To make the weight for the winds.—Job xxviii:25.

One day an old Florentine pump-maker came to Galileo[1] to inquire why he could not make a pump work effectively when it was more than thirty-four feet long. The philosopher could not answer, nor did he solve the problem during his lifetime, but bequeathed it to his pupil, Torricelli.[2] This famous Italian succeeded in partially answering the question in 1643. He performed the following experiment: Taking a glass tube thirty-six inches long and one-fourth of an inch in diameter, closed at one end, he filled it with mercury, and holding his finger over the open end, inverted and placed it in a cup of mercury, then removing his finger, discovered that the quicksilver settled in the tube six inches, leaving a column of the shining metal thirty inches high. He thus demonstrated that air has weight, equal to that of a column of mercury thirty inches in height.

On this supposition it was argued that if the whole height of the air should be lessened the column would fall. Such was the opinion of Blaise Pascal,[3] who in 1646 requested M. Périer, his brother-in-law, to ascend the Puy de Dome, a summit near Clermont, and repeat the experiment of Torricelli. To his delight, upon reaching the top of the mountain, the column stood three inches lower. Pascal then used a tube fifty feet long, which he filled with water, and found that this liquid could be supported by the air to the height of thirty-four feet. Water is 13.6 lighter than mercury, and it will be observed from the foregoing statement, that it was supported 13.6 higher than quicksilver. Here was a full answer to the pump-maker’s query! A column of water, thirty-four feet long and one square inch at the base, weighs fifteen pounds. A column of mercury, thirty inches long and one square inch at the base, weighs fifteen pounds. A column of air the whole height of the atmosphere, one square inch at the base, weighs fifteen pounds.

Any influence, therefore, which varies the weight of the air, will vary the height of a column of quicksilver; and the reverse will of course be true, that any fluctuation in the column of mercury indicates a change in the condition of the atmosphere. Thus, a “falling barometer” predicts foul weather, for it shows that the air is becoming lighter, and will therefore rise, while other air will rush in, with varying speed, to take its place, producing breezes, gales, and possibly tornadoes. The warm air rising may come in contact with a cold stratum above and its moisture be condensed into rain or snow. We shall presently refer to this again.

SHOWING DENSITY OF ATMOSPHERE AT DIFFERENT HEIGHTS.

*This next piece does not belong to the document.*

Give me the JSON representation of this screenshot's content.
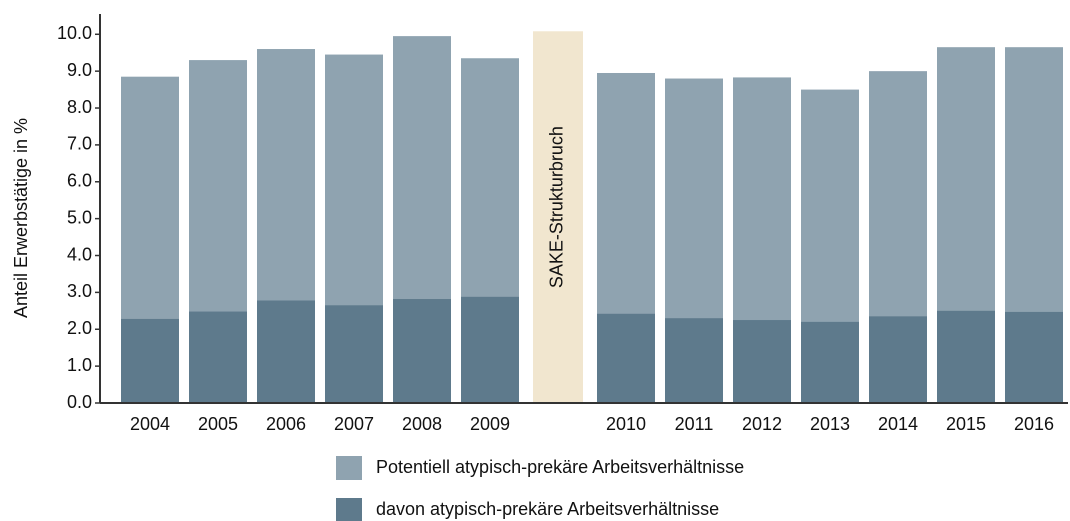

A quart of air, at ordinary temperature, weighs about eight hundred times less than a quart of water, yet the aggregate pressure of the atmosphere is equal to fifteen pounds on every square inch. A person of average size presents a surface of about two thousand square inches. This would receive a pressure of fifteen tons, a weight more crushing than that of all the shields cast upon the traitorous Tarpeia[4] at the Roman gate.

Herschel calculates that the total weight of the atmosphere is one twelve-hundred-thousandth of that of the earth.

Why does not such enormous pressure destroy life? Because it is counterbalanced by the pressure of air, gases and blood within the body. That this is true may readily be seen in the process of dry-cupping. Bare the arm, take a bit of writing paper an inch and a half long, dip it in alcohol, light, and instantly place in a small wine glass, and at once apply the glass to the soft part of the arm. The flesh under the glass will rise like a pin-cushion, and become red from the pressure of the blood within. Persons going down in diving-bells suffer from the condensation of the air in the bell, while on a high mountain they experience a pressure in the opposite direction, on account of the rarefaction of the atmosphere, the blood often gushing from the nose and ears.

We shall better understand the phenomena of the air by first considering some of its distinctive properties.